Drinkwater played 26 games for North Queensland in the 2024 NRL season as they finished 5th on the table. He played in both finals games for North Queensland as they were eliminated in the second week by Cronulla.

===2025===
Drinkwater played every game for North Queensland in the 2025 NRL season as the club finished 12th on the table.

=== 2026 ===
On 25 April 2026, the Cowboys announced that Drinkwater would depart the club at the end of the season and take up a three-year deal with the St. George Illawarra Dragons.

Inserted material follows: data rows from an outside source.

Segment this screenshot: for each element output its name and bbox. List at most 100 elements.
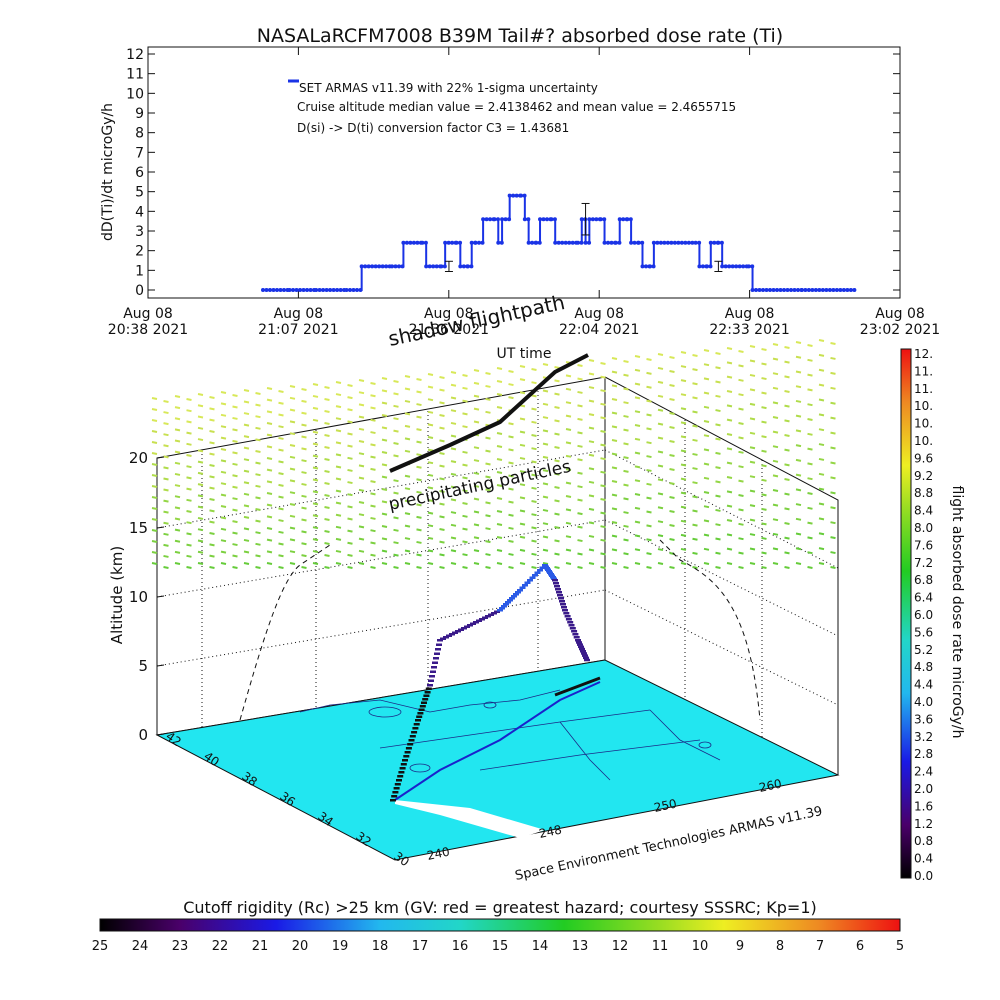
particle-mark (761, 551, 767, 555)
particle-mark (761, 377, 767, 381)
particle-mark (508, 370, 514, 373)
rigidity-colorbar-tick: 16 (452, 939, 469, 954)
data-point (408, 240, 413, 245)
particle-mark (818, 383, 825, 387)
particle-mark (381, 414, 388, 417)
particle-mark (588, 386, 595, 390)
particle-mark (255, 438, 261, 442)
particle-mark (680, 562, 687, 565)
particle-mark (496, 380, 503, 383)
particle-mark (393, 417, 399, 421)
particle-mark (427, 373, 434, 376)
particle-mark (657, 548, 664, 552)
flightpath-point (579, 647, 585, 651)
data-point (712, 240, 717, 245)
data-point (655, 240, 660, 245)
particle-mark (761, 507, 767, 511)
particle-mark (726, 404, 733, 408)
particle-mark (485, 553, 491, 557)
particle-mark (588, 467, 595, 471)
x-tick-time: 22:33 2021 (709, 322, 789, 338)
particle-mark (278, 542, 284, 546)
particle-mark (232, 554, 238, 558)
particle-mark (715, 566, 721, 569)
dose-colorbar-tick: 2.4 (914, 765, 933, 779)
particle-mark (381, 451, 388, 454)
particle-mark (726, 476, 733, 479)
particle-mark (761, 348, 767, 351)
particle-mark (577, 539, 583, 543)
particle-mark (163, 532, 169, 536)
particle-mark (496, 484, 503, 487)
particle-mark (772, 489, 779, 492)
rigidity-colorbar: Cutoff rigidity (Rc) >25 km (GV: red = g… (92, 898, 904, 954)
particle-mark (703, 533, 710, 537)
data-point (511, 193, 516, 198)
particle-mark (266, 410, 273, 414)
particle-mark (554, 406, 560, 409)
particle-mark (680, 351, 687, 354)
particle-mark (427, 536, 434, 540)
particle-mark (542, 455, 549, 459)
particle-mark (519, 378, 526, 382)
rigidity-colorbar-tick: 11 (652, 939, 669, 954)
y-tick-label: 10 (126, 86, 144, 102)
particle-mark (278, 413, 284, 417)
flightpath-point (440, 637, 446, 640)
particle-mark (634, 493, 641, 496)
particle-mark (312, 394, 319, 398)
particle-mark (646, 468, 652, 472)
particle-mark (519, 496, 526, 500)
data-point (651, 240, 656, 245)
flightpath-point (431, 666, 437, 669)
particle-mark (634, 562, 641, 565)
particle-mark (554, 566, 560, 569)
particle-mark (255, 519, 261, 523)
particle-mark (358, 525, 365, 529)
altitude-tick (156, 733, 165, 736)
particle-mark (715, 508, 721, 512)
particle-mark (174, 495, 181, 499)
particle-mark (324, 422, 330, 425)
rigidity-colorbar-tick: 17 (412, 939, 429, 954)
particle-mark (427, 562, 434, 565)
flightpath-point (509, 597, 515, 600)
particle-mark (358, 403, 365, 407)
particle-mark (439, 477, 445, 481)
particle-mark (163, 510, 169, 514)
particle-mark (554, 539, 560, 543)
particle-mark (611, 562, 618, 565)
altitude-axis: 0 5 10 15 20 (129, 449, 165, 744)
particle-mark (761, 449, 767, 453)
data-point (358, 288, 363, 292)
particle-mark (807, 403, 813, 407)
data-point (764, 288, 769, 292)
particle-mark (381, 475, 388, 479)
particle-mark (715, 494, 721, 498)
particle-mark (462, 425, 468, 429)
particle-mark (738, 508, 744, 512)
dose-colorbar-tick: 3.2 (914, 730, 933, 744)
particle-mark (738, 378, 744, 382)
data-point (693, 240, 698, 245)
data-point (676, 240, 681, 245)
data-point (331, 288, 336, 292)
particle-mark (347, 396, 353, 400)
particle-mark (646, 371, 652, 375)
data-point (563, 240, 568, 245)
particle-mark (266, 550, 273, 554)
data-point (834, 288, 839, 292)
particle-mark (646, 538, 652, 542)
particle-mark (784, 507, 790, 511)
particle-mark (531, 539, 537, 543)
particle-mark (600, 498, 606, 501)
grid-lines (156, 391, 839, 740)
particle-mark (669, 538, 675, 541)
dose-colorbar-tick: 9.6 (914, 451, 933, 465)
flightpath-point (392, 791, 399, 794)
precipitating-particles-field (151, 339, 836, 569)
particle-mark (186, 465, 192, 469)
particle-mark (416, 403, 422, 407)
data-point (669, 240, 674, 245)
particle-mark (347, 468, 353, 472)
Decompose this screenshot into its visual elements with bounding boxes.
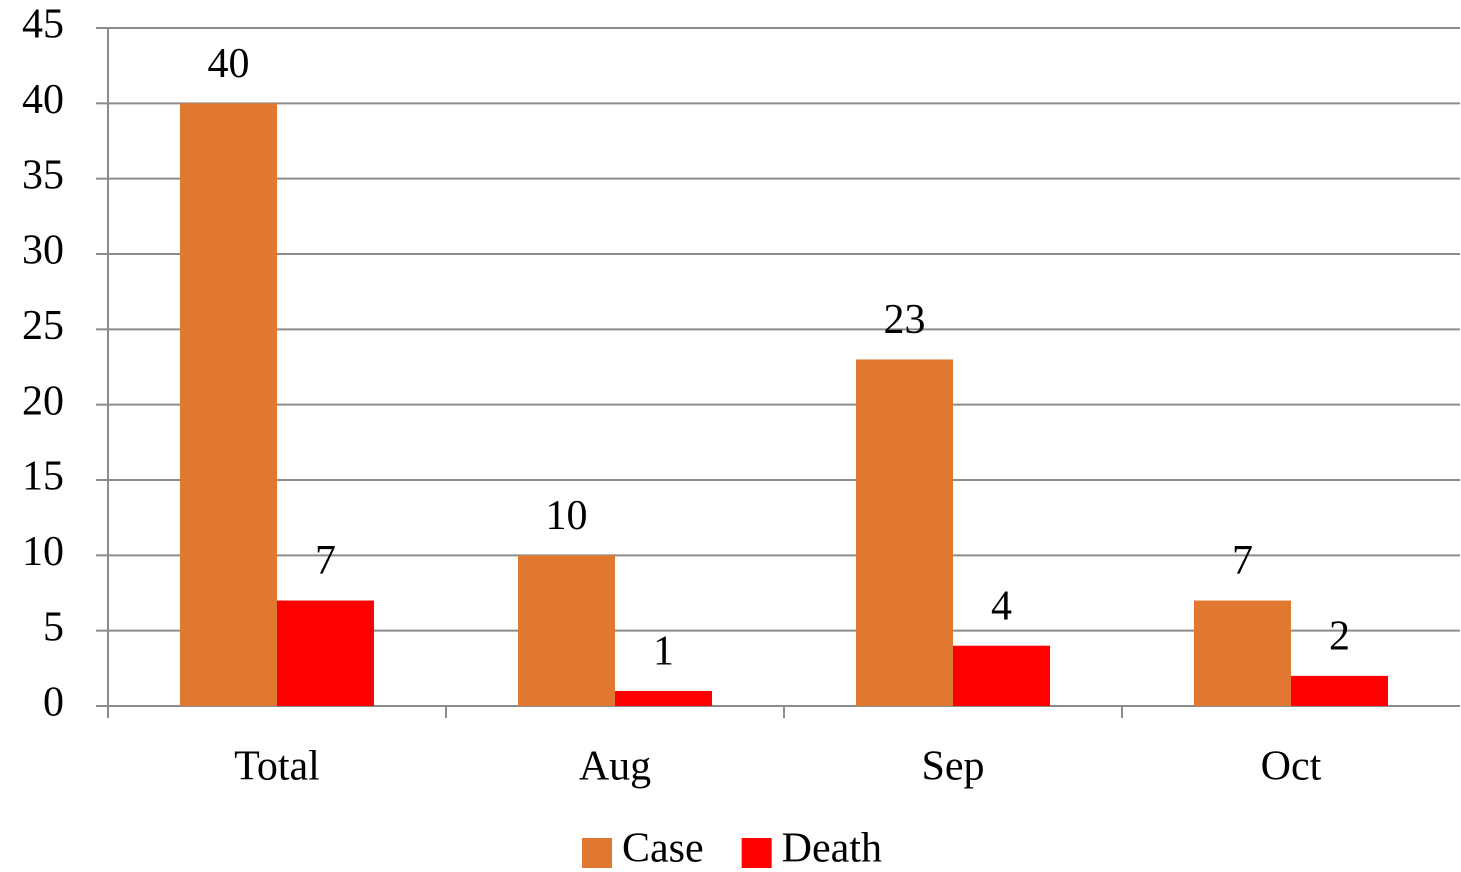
x-tick-label: Total bbox=[234, 744, 320, 790]
bar bbox=[1291, 675, 1388, 706]
data-label: 23 bbox=[884, 297, 926, 343]
data-label: 1 bbox=[653, 629, 674, 675]
x-tick-label: Oct bbox=[1261, 744, 1322, 790]
bar bbox=[856, 359, 953, 706]
y-tick-label: 15 bbox=[22, 454, 64, 500]
y-tick-label: 5 bbox=[43, 604, 64, 650]
y-tick-label: 45 bbox=[22, 2, 64, 48]
bar bbox=[1194, 600, 1291, 706]
bar bbox=[277, 600, 374, 706]
x-tick-label: Aug bbox=[579, 744, 651, 790]
data-label: 2 bbox=[1329, 614, 1350, 660]
y-tick-label: 25 bbox=[22, 303, 64, 349]
data-label: 4 bbox=[991, 583, 1012, 629]
data-label: 7 bbox=[315, 538, 336, 584]
x-tick-label: Sep bbox=[922, 744, 985, 790]
y-tick-label: 30 bbox=[22, 228, 64, 274]
data-label: 10 bbox=[546, 493, 588, 539]
legend-label: Death bbox=[782, 826, 882, 872]
y-tick-label: 40 bbox=[22, 77, 64, 123]
bar bbox=[615, 690, 712, 706]
legend-swatch bbox=[582, 838, 612, 868]
bar bbox=[953, 645, 1050, 706]
y-tick-label: 10 bbox=[22, 529, 64, 575]
legend-swatch bbox=[741, 838, 772, 868]
bar bbox=[180, 103, 277, 707]
y-tick-label: 35 bbox=[22, 152, 64, 198]
bar bbox=[518, 555, 615, 706]
data-label: 40 bbox=[208, 41, 250, 87]
legend-label: Case bbox=[622, 826, 704, 872]
y-tick-label: 20 bbox=[22, 378, 64, 424]
data-label: 7 bbox=[1232, 538, 1253, 584]
y-tick-label: 0 bbox=[43, 680, 64, 726]
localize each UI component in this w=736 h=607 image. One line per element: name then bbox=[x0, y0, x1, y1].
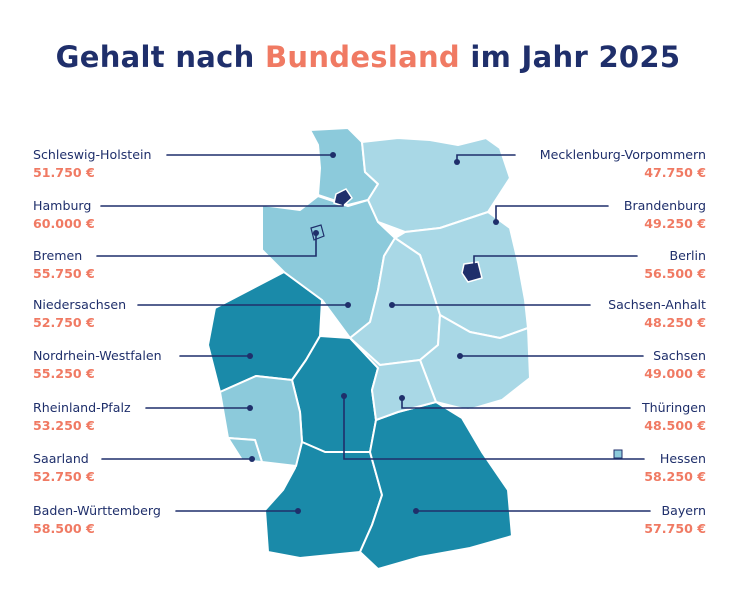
region-bayern bbox=[359, 401, 513, 570]
state-salary: 53.250 € bbox=[33, 418, 95, 433]
dot-baden-wuerttemberg bbox=[295, 508, 301, 514]
leader-berlin bbox=[473, 255, 638, 273]
state-salary: 55.750 € bbox=[33, 266, 95, 281]
dot-bremen bbox=[313, 230, 319, 236]
dot-sachsen bbox=[457, 353, 463, 359]
state-salary: 51.750 € bbox=[33, 165, 95, 180]
state-salary: 49.000 € bbox=[644, 366, 706, 381]
state-salary: 52.750 € bbox=[33, 469, 95, 484]
state-name: Schleswig-Holstein bbox=[33, 147, 152, 162]
region-rheinland-pfalz bbox=[219, 375, 303, 467]
label-hamburg: Hamburg 60.000 € bbox=[33, 197, 95, 233]
state-name: Sachsen bbox=[653, 348, 706, 363]
region-thueringen bbox=[349, 337, 437, 421]
region-sachsen bbox=[419, 314, 531, 411]
dot-schleswig-holstein bbox=[330, 152, 336, 158]
label-bayern: Bayern 57.750 € bbox=[644, 502, 706, 538]
label-sachsen: Sachsen 49.000 € bbox=[644, 347, 706, 383]
state-salary: 52.750 € bbox=[33, 315, 95, 330]
state-salary: 60.000 € bbox=[33, 216, 95, 231]
state-salary: 57.750 € bbox=[644, 521, 706, 536]
state-salary: 58.250 € bbox=[644, 469, 706, 484]
state-name: Bremen bbox=[33, 248, 83, 263]
label-brandenburg: Brandenburg 49.250 € bbox=[624, 197, 706, 233]
dot-nordrhein-westfalen bbox=[247, 353, 253, 359]
hessen-legend-marker bbox=[613, 449, 623, 459]
leader-brandenburg bbox=[495, 205, 609, 223]
leader-bremen bbox=[96, 232, 317, 257]
region-saarland bbox=[227, 437, 263, 463]
state-salary: 56.500 € bbox=[644, 266, 706, 281]
title-highlight: Bundesland bbox=[264, 40, 460, 74]
label-rheinland-pfalz: Rheinland-Pfalz 53.250 € bbox=[33, 399, 131, 435]
title-part-2: im Jahr 2025 bbox=[459, 40, 681, 74]
dot-hamburg bbox=[340, 195, 346, 201]
label-bremen: Bremen 55.750 € bbox=[33, 247, 95, 283]
label-baden-wuerttemberg: Baden-Württemberg 58.500 € bbox=[33, 502, 161, 538]
state-name: Bayern bbox=[661, 503, 707, 518]
dot-rheinland-pfalz bbox=[247, 405, 253, 411]
state-name: Baden-Württemberg bbox=[33, 503, 161, 518]
dot-sachsen-anhalt bbox=[389, 302, 395, 308]
label-thueringen: Thüringen 48.500 € bbox=[642, 399, 706, 435]
label-niedersachsen: Niedersachsen 52.750 € bbox=[33, 296, 126, 332]
label-mecklenburg-vorpommern: Mecklenburg-Vorpommern 47.750 € bbox=[540, 146, 706, 182]
state-name: Sachsen-Anhalt bbox=[608, 297, 706, 312]
leader-thueringen bbox=[401, 397, 631, 409]
state-name: Hessen bbox=[659, 451, 706, 466]
label-berlin: Berlin 56.500 € bbox=[644, 247, 706, 283]
label-schleswig-holstein: Schleswig-Holstein 51.750 € bbox=[33, 146, 151, 182]
title-part-1: Gehalt nach bbox=[55, 40, 265, 74]
leader-hessen bbox=[343, 395, 645, 460]
dot-mecklenburg-vorpommern bbox=[454, 159, 460, 165]
dot-hessen bbox=[341, 393, 347, 399]
label-hessen: Hessen 58.250 € bbox=[644, 450, 706, 486]
state-name: Saarland bbox=[33, 451, 89, 466]
state-name: Rheinland-Pfalz bbox=[33, 400, 131, 415]
dot-niedersachsen bbox=[345, 302, 351, 308]
state-name: Hamburg bbox=[33, 198, 92, 213]
state-salary: 49.250 € bbox=[644, 216, 706, 231]
state-salary: 47.750 € bbox=[644, 165, 706, 180]
state-name: Thüringen bbox=[641, 400, 706, 415]
dot-bayern bbox=[413, 508, 419, 514]
state-name: Brandenburg bbox=[623, 198, 706, 213]
label-sachsen-anhalt: Sachsen-Anhalt 48.250 € bbox=[608, 296, 706, 332]
dot-berlin bbox=[471, 269, 477, 275]
label-saarland: Saarland 52.750 € bbox=[33, 450, 95, 486]
state-salary: 48.250 € bbox=[644, 315, 706, 330]
state-name: Berlin bbox=[669, 248, 706, 263]
dot-brandenburg bbox=[493, 219, 499, 225]
state-name: Niedersachsen bbox=[33, 297, 127, 312]
dot-thueringen bbox=[399, 395, 405, 401]
label-nordrhein-westfalen: Nordrhein-Westfalen 55.250 € bbox=[33, 347, 162, 383]
state-salary: 55.250 € bbox=[33, 366, 95, 381]
dot-saarland bbox=[249, 456, 255, 462]
state-name: Nordrhein-Westfalen bbox=[33, 348, 162, 363]
state-name: Mecklenburg-Vorpommern bbox=[539, 147, 706, 162]
state-salary: 58.500 € bbox=[33, 521, 95, 536]
page-title: Gehalt nach Bundesland im Jahr 2025 bbox=[0, 40, 736, 74]
state-salary: 48.500 € bbox=[644, 418, 706, 433]
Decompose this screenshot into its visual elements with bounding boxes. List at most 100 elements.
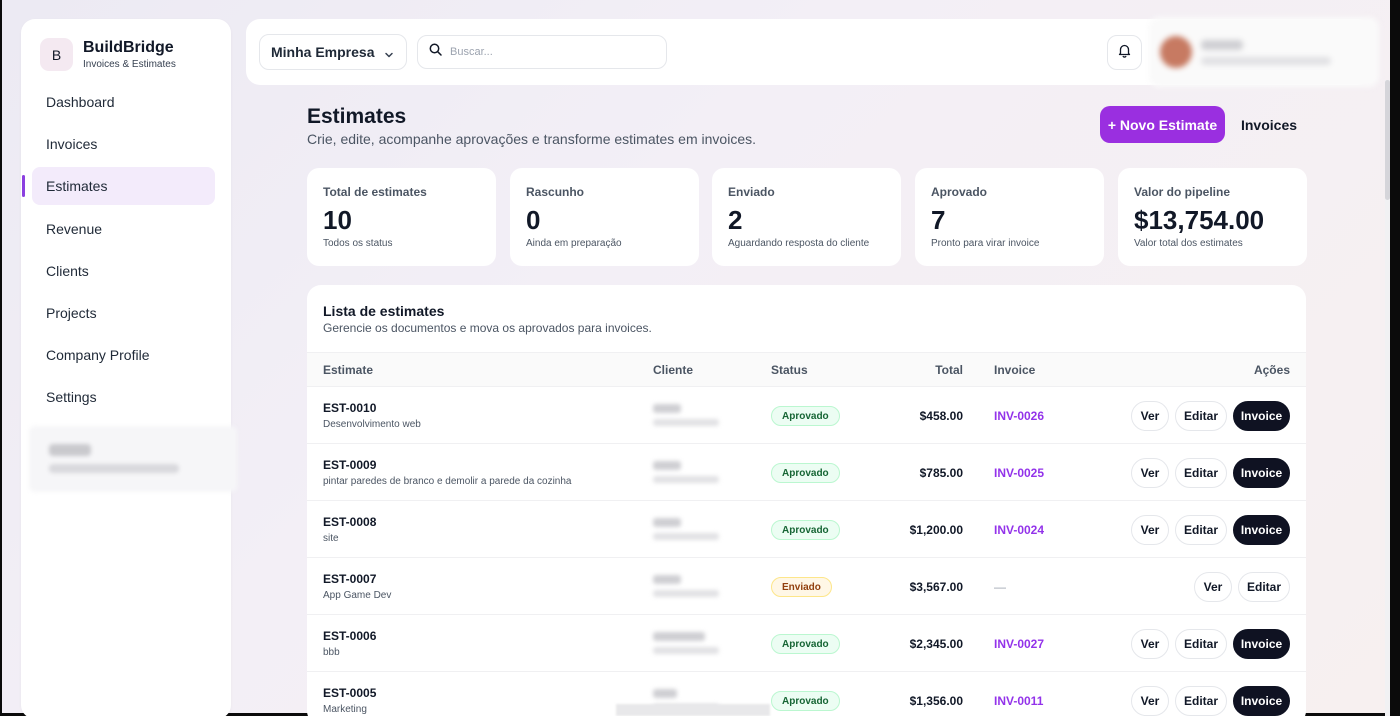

==Achievements and accolades==
===Individual===
- NRL Nines Player of the Tournament: 2020
- Queensland Cup Team of the Year: 2018
- Cooper Cronk Feeder Club Player of the Year: 2018

===Team===
- 2020 NRL Nines: North Queensland Cowboys – Winners

==Statistics==
===NRL===

 *denotes season still competing

| Season | Team | Matches | T | G | GK % | F/G | Pts |
| 2018 | Melbourne | 1 | 1 | 0 | — | 0 | 4 |
| 2019 | North Queensland | 10 | 3 | 0 | — | 0 | 12 |
| 2020 | 16 | 2 | 0 | — | 0 | 8 |
| 2021 | 24 | 5 | 11 | 78.57 | 0 | 42 |
| 2022 | 22 | 11 | 4 |  |  | 52 |
| 2023 | 21 | 11 | 9 |  | 1 | 63 |
| 2024 | 26 | 10 | 7 |  | 1 | 56 |
| 2025 | 24 | 11 | 70 |  |  | 184 |
| 2026* | 8 | 4 | 1 |  |  | 19 |
| Career totals |  | 152 | 63 | 102 | 78.57 | 1 | 440 |

==Personal life==
Drinkwater's brother, Josh, is also a professional rugby league footballer, who as of 2025 plays for the Oldham in the RFL Championship.